Recentemente, o colombiano ergueu seu telefone celular como se fosse uma espada e declarou-se “o último dos Aurelianos”. Petro não apenas se colocava como um personagem de Cem Anos de Solidão. Ele revelava que, em sua mente perturbada, enxerga a Colômbia como se fosse Macondo – a cidade que Gabriel García Márquez forjou como cenário de sua obra central.

O problema é que, fora da literatura, delírios têm consequências. E as consequências das alucinações do ex-guerrilheiro – que, por sinal, tinha como nome de guerra Aureliano – já são mensuráveis no retrocesso da Colômbia, que volta a viver dias de violência e parece caminhar para um ponto de não retorno, que só poderá ser evitado nas eleições do ano que vem.

Os delírios aurelianos de Petro chegaram ao ápice há cerca de dois meses. A cena é a seguinte: ele foi a Medellín – a mesma cidade de Pablo Escobar – para realizar um evento político. Como se não bastassem suas loucuras convencionais, mandou buscar na prisão de segurança máxima da região nove chefes de organizações criminosas para se juntarem a ele no evento.

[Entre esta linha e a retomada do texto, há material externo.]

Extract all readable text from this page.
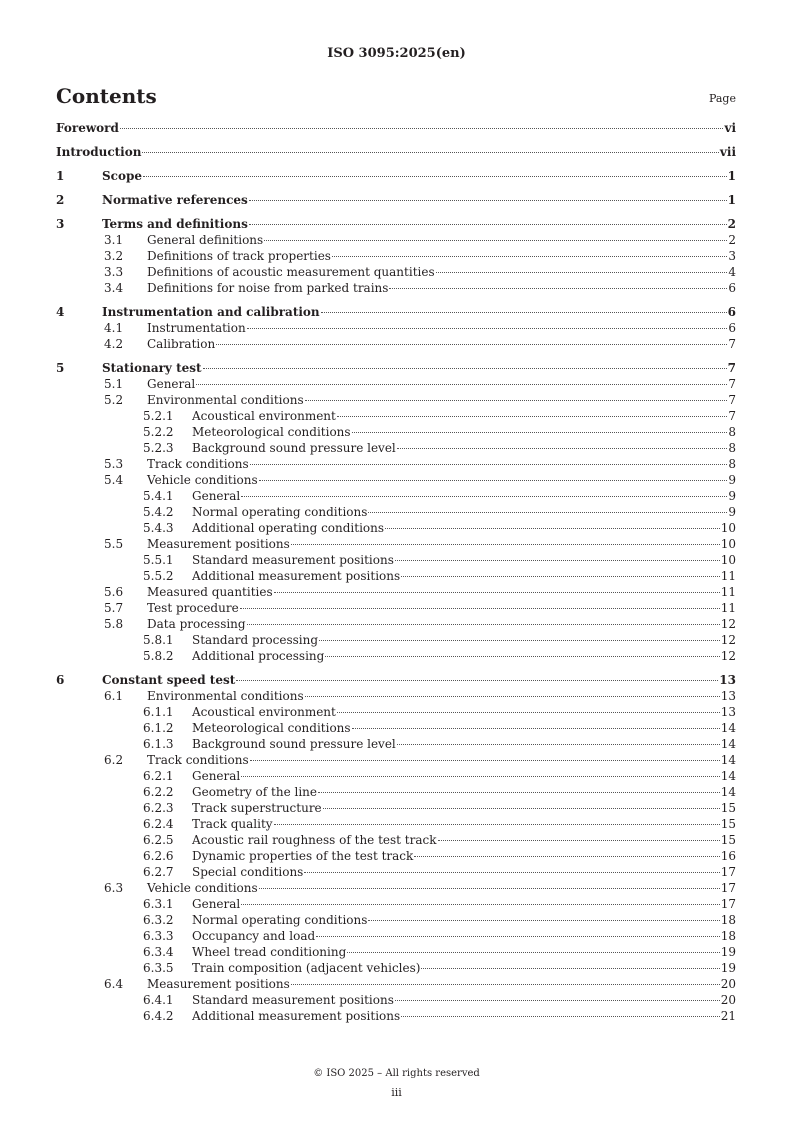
ISO 3095:2025(en)
Contents	Page
Foreword	vi
Introduction	vii
1	Scope	1
2	Normative references	1
3	Terms and definitions	2
3.1	General definitions	2
3.2	Definitions of track properties	3
3.3	Definitions of acoustic measurement quantities	4
3.4	Definitions for noise from parked trains	6
4	Instrumentation and calibration	6
4.1	Instrumentation	6
4.2	Calibration	7
5	Stationary test	7
5.1	General	7
5.2	Environmental conditions	7
5.2.1	Acoustical environment	7
5.2.2	Meteorological conditions	8
5.2.3	Background sound pressure level	8
5.3	Track conditions	8
5.4	Vehicle conditions	9
5.4.1	General	9
5.4.2	Normal operating conditions	9
5.4.3	Additional operating conditions	10
5.5	Measurement positions	10
5.5.1	Standard measurement positions	10
5.5.2	Additional measurement positions	11
5.6	Measured quantities	11
5.7	Test procedure	11
5.8	Data processing	12
5.8.1	Standard processing	12
5.8.2	Additional processing	12
6	Constant speed test	13
6.1	Environmental conditions	13
6.1.1	Acoustical environment	13
6.1.2	Meteorological conditions	14
6.1.3	Background sound pressure level	14
6.2	Track conditions	14
6.2.1	General	14
6.2.2	Geometry of the line	14
6.2.3	Track superstructure	15
6.2.4	Track quality	15
6.2.5	Acoustic rail roughness of the test track	15
6.2.6	Dynamic properties of the test track	16
6.2.7	Special conditions	17
6.3	Vehicle conditions	17
6.3.1	General	17
6.3.2	Normal operating conditions	18
6.3.3	Occupancy and load	18
6.3.4	Wheel tread conditioning	19
6.3.5	Train composition (adjacent vehicles)	19
6.4	Measurement positions	20
6.4.1	Standard measurement positions	20
6.4.2	Additional measurement positions	21
© ISO 2025 – All rights reserved
iii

Isso mesmo: Gustavo Petro mandou trazer alguns bandidos de alta periculosidade, presos em regime de segurança máxima, para subir a um palanque e discursar “pela paz”. Um teatro delirante que dá voz, microfone e legitimidade ao crime. No palco, os algozes viram protagonistas. Na plateia, as vítimas são colocadas em seu lugar: em silêncio, como meras espectadoras da tragédia que ronda a Colômbia.

A “paz total” de Petro promete negociar com todos, o tempo todo. O presidente tenta substituir a regra por um roteiro: monólogos, selfies e slogans. A Colômbia conhece processos de desmobilização e justiça transicional. Foram difíceis, imperfeitos, por vezes frustrantes.

O que se vê agora, porém, é outra coisa: a instalação de uma economia política da dissimulação – com acordos com bandidos, subversão de valores e erosão da autoridade.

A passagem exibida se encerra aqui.